New VEDP Chief Brings Workforce Training Credibility

Steven Moret, Louisiana's economic development and workforce training guru

Steven Moret married economic development and workforce training in Louisiana. Photo credit: The Advocate

Steven Moret, an economic development executive from Louisiana, has been selected to run the Virginia Economic Development Partnership (VEDP) on the strength of his track record of attracting private investment to Louisiana by building one of the most respected workforce training programs in the country.

The VEDP board approved the hire in a special meeting yesterday against the backdrop of a devastating report by the Joint Legislative Audit and Review Commission (JLARC), which charged that VEDP suffered from “systemic deficiencies” in administration and management.

Moret, selected from among six finalists after a nationwide search, will receive a base salary of 340,000 with benefits and, he would be eligible for an annual incentive bonus up to 15% tied to performance. He has strong family connections to Virginia. His mother lives in Richmond, and his in-laws are planning to move to the city.

Among all of Virginia’s economic development programs, VEDP is the most important. VEDP itself administers a $27 million budget, and it is influential in dispensing tens of millions of dollars more in incentives through the Commonwealth’s Opportunity Fund.

In an interview with Virginia Business, VEDP Chairman Dan Clemente explained the board’s rationale behind the pick:

Clemente said that hiring a new, highly qualified leader will help shepherd through changes resulting from JLARC’s review. Saying that he had consulted with legislative leaders before calling Monday’s meeting, Clemente noted that Moret was hired to head up Louisiana’s economic development efforts in 2009 under conditions similar to those facing VEDP today. “He came in and straightened that out and brought in billions in new capital investment, “ Clemente said.

What really impressed him, Clemente added, is that Moret traveled to Georgia to study its workforce development initiative, developing a similar model in Louisiana called FastStart. “He hired the No. 2 guy in Georgia and brought him to Louisiana to make the program work,” Clemente said. “He’s good at executing ideas.”

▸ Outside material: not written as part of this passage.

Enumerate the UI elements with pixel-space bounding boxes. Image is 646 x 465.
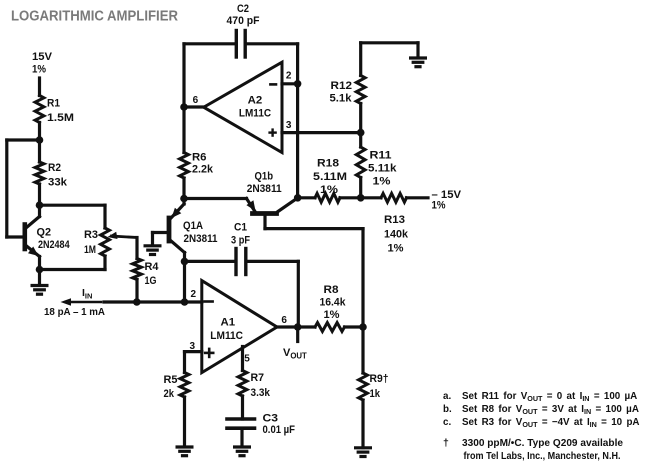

Clemente said Moret —who was not present at Monday’s meeting — has read JLARC’s 132-page report. “He looked at it and said, ‘Dan, this is all administrative. I can take care of it. ’” Clemente said Moret wanted to come to Virginia because “ ‘your location draws Fortune 500 companies, and that creates a lot of opportunities for me.’ ”

Bacon’s bottom line: Moret seems like a promising choice for the job, and it will be interesting to see where he takes VEDP. An experienced executive should be able to address the managerial issues raised by JLARC. Of greater import will be his ability to connect corporate recruitment with workforce development.

The number one driver behind corporate investment today is gaining access to a skilled workforce. As we have blogged on Bacon’s Rebellion repeatedly, tens of thousands of jobs across the state are going unfilled because of the inability of existing employers to find employees with the necessary qualifications. Needless to say, staffing is an issue to out-of-state company considering an investment in Virginia as well. The skills gap tells us that a massive disconnect has developed between the workforce, employers and the educational/ training institutions that impart needed skills.

Since 1965, the Virginia Jobs Investment Program (VJIP) has provided training to companies creating new jobs. That program has undergone considerable bureaucratic turmoil over the past 20 years, shuffling in whole or in part between the old Department of Economic Development, the Department of Business Assistance, the Department of Small Business and Supplier Diversity, and then back to VEDP, according to a 2014 VEDP presentation.

Between 2010 and 2014, the program shrank from 16 operational and support personnel to six. In other words, while Louisiana was building a best-in-class workforce development initiative, it appears that Virginia was decimating its own program.

From a philosophical perspective, investment incentives such as special subsidies and tax breaks smack of corporate welfare. The beneficiaries are corporations, often highly profitable ones. There is no moral justification for such transfer payments, only the practical justification of bribing an out-of-state company to locate in Virginia. By contrast, workforce training benefits both the corporation and the employees benefiting from the training. While some such skills imparted in highly tailored training programs may be company-specific, employees often acquire skills they can apply elsewhere. Viewed another way, workforce training is an investment in Virginians, not out-of-state corporations with no demonstrated long-term commitment to the state.

Given a choice between bribing companies with subsidies and tax breaks or subsidizing their workforce training, I would choose training in a heartbeat. Indeed, if one of Mr. Moret’s priorities is to recreate his Louisiana workforce-training success here in Virginia, I would suggest that the General Assembly could provide him with all the money he needs from the Commonwealth’s Opportunity Fund.